- Location of Fuller Acres in Kern County, California.
- Fuller Acres Location in California
- Coordinates: 35°18′00″N 118°54′42″W﻿ / ﻿35.30000°N 118.91167°W
- Country: United States
- State: California
- County: Kern County

Area
- • Total: 0.754 sq mi (1.954 km^{2})
- • Land: 0.754 sq mi (1.954 km^{2})
- • Water: 0 sq mi (0 km^{2}) 0%
- Elevation: 420 ft (128 m)

Population (2020)
- • Total: 917
- • Density: 1,220/sq mi (469/km^{2})
- Time zone: UTC-8 (Pacific (PST))
- • Summer (DST): UTC-7 (PDT)
- ZIP code: 93307
- Area code: 661
- GNIS feature IDs: 242534; 2629762

= Fuller Acres, California =

Fuller Acres (formerly, Hilltop) is a census-designated place in Kern County, California. It is located 7.25 mi southeast of downtown Bakersfield, at an elevation of 420 feet. The population was 917 at the 2020 census.

==Demographics==

Fuller Acres first appeared as a census designated place in the 2010 U.S. census.

Historical population
| Census | Pop. | Note | %± |
| 2010 | 991 |  | — |
| 2020 | 917 |  | −7.5% |
U.S. Decennial Census 1860–1870 1880-1890 1900 1910 1920 1930 1940 1950 1960 1970 1980 1990 2000 2010 2020

===2020 census===

Fuller Acres CDP, California – Racial and ethnic composition Note: the US Census treats Hispanic/Latino as an ethnic category. This table excludes Latinos from the racial categories and assigns them to a separate category. Hispanics/Latinos may be of any race.
| Race / Ethnicity (NH = Non-Hispanic) | Pop 2010 | Pop 2020 | % 2010 | % 2020 |
|---|---|---|---|---|
| White alone (NH) | 192 | 99 | 19.37% | 10.80% |
| Black or African American alone (NH) | 13 | 2 | 1.31% | 0.22% |
| Native American or Alaska Native alone (NH) | 9 | 6 | 0.91% | 0.65% |
| Asian alone (NH) | 1 | 2 | 0.10% | 0.22% |
| Native Hawaiian or Pacific Islander alone (NH) | 0 | 0 | 0.00% | 0.00% |
| Other race alone (NH) | 1 | 20 | 0.10% | 2.18% |
| Mixed race or Multiracial (NH) | 7 | 19 | 0.71% | 2.07% |
| Hispanic or Latino (any race) | 768 | 769 | 77.50% | 83.86% |
| Total | 991 | 917 | 100.00% | 100.00% |

The 2020 United States census reported that Fuller Acres had a population of 917. The population density was 1,216.2 PD/sqmi. The racial makeup of Fuller Acres was 211 (23.0%) White, 2 (0.2%) African American, 35 (3.8%) Native American, 2 (0.2%) Asian, 1 (0.1%) Pacific Islander, 507 (55.3%) from other races, and 159 (17.3%) from two or more races. Hispanic or Latino of any race were 769 persons (83.9%).

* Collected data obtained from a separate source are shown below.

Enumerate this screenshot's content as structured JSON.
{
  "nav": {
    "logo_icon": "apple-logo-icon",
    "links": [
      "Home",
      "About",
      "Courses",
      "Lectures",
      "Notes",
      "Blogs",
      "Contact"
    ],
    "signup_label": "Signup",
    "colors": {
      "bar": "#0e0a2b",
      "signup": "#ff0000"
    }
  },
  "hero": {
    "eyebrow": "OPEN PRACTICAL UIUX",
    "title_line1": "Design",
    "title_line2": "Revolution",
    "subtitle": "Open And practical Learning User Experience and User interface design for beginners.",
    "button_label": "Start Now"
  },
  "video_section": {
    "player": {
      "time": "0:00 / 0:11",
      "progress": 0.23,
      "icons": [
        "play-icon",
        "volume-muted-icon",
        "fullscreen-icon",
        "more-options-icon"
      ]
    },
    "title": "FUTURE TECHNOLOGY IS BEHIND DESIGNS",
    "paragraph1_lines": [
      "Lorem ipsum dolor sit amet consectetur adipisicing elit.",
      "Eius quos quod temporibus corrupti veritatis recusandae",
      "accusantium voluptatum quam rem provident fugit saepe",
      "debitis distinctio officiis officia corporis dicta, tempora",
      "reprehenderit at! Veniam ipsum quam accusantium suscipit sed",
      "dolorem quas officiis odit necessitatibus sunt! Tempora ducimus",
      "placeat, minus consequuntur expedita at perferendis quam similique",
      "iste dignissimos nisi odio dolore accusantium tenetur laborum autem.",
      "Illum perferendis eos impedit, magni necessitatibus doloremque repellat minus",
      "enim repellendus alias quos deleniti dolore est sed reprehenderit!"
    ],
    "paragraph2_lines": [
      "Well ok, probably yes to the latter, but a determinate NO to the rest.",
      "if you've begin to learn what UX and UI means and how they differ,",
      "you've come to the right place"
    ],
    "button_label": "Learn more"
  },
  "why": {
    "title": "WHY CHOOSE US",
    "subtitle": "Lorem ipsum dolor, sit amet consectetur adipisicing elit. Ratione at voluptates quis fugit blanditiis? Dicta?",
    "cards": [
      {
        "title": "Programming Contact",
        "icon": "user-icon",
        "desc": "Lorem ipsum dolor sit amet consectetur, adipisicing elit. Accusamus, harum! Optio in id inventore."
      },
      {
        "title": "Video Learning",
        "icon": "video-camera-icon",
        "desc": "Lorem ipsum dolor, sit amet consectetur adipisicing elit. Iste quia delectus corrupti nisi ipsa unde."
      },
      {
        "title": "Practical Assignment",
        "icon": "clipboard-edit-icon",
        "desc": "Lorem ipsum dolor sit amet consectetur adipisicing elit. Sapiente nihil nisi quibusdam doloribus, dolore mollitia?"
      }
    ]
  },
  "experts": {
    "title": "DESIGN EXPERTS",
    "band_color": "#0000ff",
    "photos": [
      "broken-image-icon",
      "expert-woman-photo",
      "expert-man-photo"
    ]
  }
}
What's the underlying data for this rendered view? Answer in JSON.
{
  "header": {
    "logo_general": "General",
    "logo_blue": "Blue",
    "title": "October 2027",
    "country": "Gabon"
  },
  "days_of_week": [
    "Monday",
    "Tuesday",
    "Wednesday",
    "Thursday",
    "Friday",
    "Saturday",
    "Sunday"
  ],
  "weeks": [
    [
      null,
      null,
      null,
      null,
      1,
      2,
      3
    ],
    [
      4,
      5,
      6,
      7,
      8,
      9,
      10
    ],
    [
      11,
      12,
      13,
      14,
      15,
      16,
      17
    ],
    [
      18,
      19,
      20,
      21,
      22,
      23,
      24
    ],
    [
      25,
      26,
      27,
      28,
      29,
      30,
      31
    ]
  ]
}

The whole population lived in households. There were 232 households, out of which 105 (45.3%) had children under the age of 18 living in them, 129 (55.6%) were married-couple households, 17 (7.3%) were cohabiting couple households, 51 (22.0%) had a female householder with no partner present, and 35 (15.1%) had a male householder with no partner present. 25 households (10.8%) were one person, and 11 (4.7%) were one person aged 65 or older. The average household size was 3.95. There were 193 families (83.2% of all households).

The age distribution was 292 people (31.8%) under the age of 18, 78 people (8.5%) aged 18 to 24, 225 people (24.5%) aged 25 to 44, 223 people (24.3%) aged 45 to 64, and 99 people (10.8%) who were 65 years of age or older. The median age was 33.1 years. For every 100 females, there were 105.1 males.

There were 248 housing units at an average density of 328.9 /mi2, of which 232 (93.5%) were occupied. Of these, 100 (43.1%) were owner-occupied, and 132 (56.9%) were occupied by renters.